Я тайно знал, что, будучи белкой, я не мог избрать классических путей человеческих. Мне предстояло по судьбе нечто иное, быть может, очень тяжкое и одинокое, но непременно свое. И я только не знал, не мог угадать — что. А пока со всем жарким неистовством юности отдавался работе прекрасной, любимой, и где-то в глубине души надеялся, что минует меня чаша сия и что я до конца пребуду на ясной дороге, и все тот же четкий горизонт будет звать, манить меня к себе. И я, радостный и свободный, по-прежнему устремлюсь к нему с этюдником на плече, не думая о времени, о хлебе, о вчерашнем и завтрашнем дне.
Однажды я вернулся к дому Прасковьи очень поздно, старуха уже спала, закрыв калитку на все запоры, мне пришлось перелезать через забор и в темноте, ощупывая колючие кусты малины, осторожно пробираться к летнему домику под тополем. Включив свет, я словно был мгновенно ослеплен, зажмурился и какое-то время простоял у порога, вслушиваясь в громкое, упорное жужжание, исходившее откуда-то из угла комнаты. Привыкнув к свету, я осмотрелся, разложил по местам свои вещи, хотел поесть чего-нибудь, если найдется, но настойчивое гудение насекомого словно призывало меня, я прошел в угол и увидел пчелу, прилипшую спиною к тугой паутине. Многие нити тенет были порваны мощными усилиями пленницы, но ей, обессиленной, не удалось вырваться из них, и хозяин западни, толстобрюхий паучок, суетливо бегал вокруг огромной добычи и торопливо набрасывал на нее все новые пряди липких пут.

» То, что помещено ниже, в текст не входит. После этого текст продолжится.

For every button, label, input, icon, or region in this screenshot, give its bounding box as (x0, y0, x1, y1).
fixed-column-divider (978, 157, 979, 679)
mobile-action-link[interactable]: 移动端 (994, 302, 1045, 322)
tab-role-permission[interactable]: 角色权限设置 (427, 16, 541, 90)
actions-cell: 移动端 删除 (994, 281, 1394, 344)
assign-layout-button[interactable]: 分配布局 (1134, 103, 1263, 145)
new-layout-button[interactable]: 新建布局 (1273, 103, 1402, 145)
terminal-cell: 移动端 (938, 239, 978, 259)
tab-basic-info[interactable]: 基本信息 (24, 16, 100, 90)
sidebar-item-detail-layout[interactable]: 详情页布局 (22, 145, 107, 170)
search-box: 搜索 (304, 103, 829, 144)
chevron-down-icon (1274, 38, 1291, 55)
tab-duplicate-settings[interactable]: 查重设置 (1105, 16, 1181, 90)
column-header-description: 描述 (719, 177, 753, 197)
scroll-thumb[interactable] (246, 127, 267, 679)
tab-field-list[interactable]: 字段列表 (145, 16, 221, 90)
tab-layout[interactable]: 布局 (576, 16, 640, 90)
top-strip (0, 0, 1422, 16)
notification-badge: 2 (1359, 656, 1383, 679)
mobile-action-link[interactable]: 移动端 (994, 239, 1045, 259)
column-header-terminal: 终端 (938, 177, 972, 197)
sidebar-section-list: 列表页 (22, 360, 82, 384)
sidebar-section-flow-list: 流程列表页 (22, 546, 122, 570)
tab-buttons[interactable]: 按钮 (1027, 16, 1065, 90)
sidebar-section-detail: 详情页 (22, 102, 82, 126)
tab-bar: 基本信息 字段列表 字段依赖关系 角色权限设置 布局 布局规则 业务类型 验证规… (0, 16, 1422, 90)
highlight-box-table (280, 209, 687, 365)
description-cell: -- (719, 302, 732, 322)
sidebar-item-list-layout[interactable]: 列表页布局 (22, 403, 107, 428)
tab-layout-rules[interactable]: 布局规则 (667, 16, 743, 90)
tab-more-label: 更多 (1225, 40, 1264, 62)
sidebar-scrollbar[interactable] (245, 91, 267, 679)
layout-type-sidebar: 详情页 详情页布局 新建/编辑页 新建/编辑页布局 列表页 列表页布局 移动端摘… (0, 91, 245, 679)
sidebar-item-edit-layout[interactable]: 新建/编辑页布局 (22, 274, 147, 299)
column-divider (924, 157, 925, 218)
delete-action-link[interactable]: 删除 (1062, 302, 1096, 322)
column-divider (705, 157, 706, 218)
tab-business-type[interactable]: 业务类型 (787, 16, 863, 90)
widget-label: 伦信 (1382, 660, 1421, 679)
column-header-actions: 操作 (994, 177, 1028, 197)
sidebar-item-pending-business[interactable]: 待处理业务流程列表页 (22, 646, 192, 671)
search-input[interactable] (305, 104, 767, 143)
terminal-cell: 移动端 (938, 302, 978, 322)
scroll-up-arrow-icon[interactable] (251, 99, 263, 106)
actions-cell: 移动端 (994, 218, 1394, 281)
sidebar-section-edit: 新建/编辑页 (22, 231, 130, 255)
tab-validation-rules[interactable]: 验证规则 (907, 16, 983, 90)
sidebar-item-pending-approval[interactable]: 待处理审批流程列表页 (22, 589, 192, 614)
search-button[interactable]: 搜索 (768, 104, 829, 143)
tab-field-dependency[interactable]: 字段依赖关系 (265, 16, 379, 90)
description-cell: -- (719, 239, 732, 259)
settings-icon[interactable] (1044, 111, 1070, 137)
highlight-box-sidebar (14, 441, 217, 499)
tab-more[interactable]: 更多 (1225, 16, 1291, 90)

Я долго смотрел на пчелу, почему-то не спеша дать ей свободу, и постепенно перестал понимать, то ли я стою и смотрю на страдания пчелы, то ли сам попался в паутину и теперь, с трудом высвобождая одно крыло, чую приближение тепла, исходящего от огромной горы человеческого тела. Паутина тряслась и покачивала меня, словно зыбкий гамак, и красные глазки паука, злорадно и жадно поглядывающего издали, прыгали передо мною, силы мои подходили к концу, неимоверная боль ломила крылья, но страшная, чуждая вонь, исходящая от паука, пробудила во мне ужас, а вместе с этим и новые силы для предсмертного сопротивления.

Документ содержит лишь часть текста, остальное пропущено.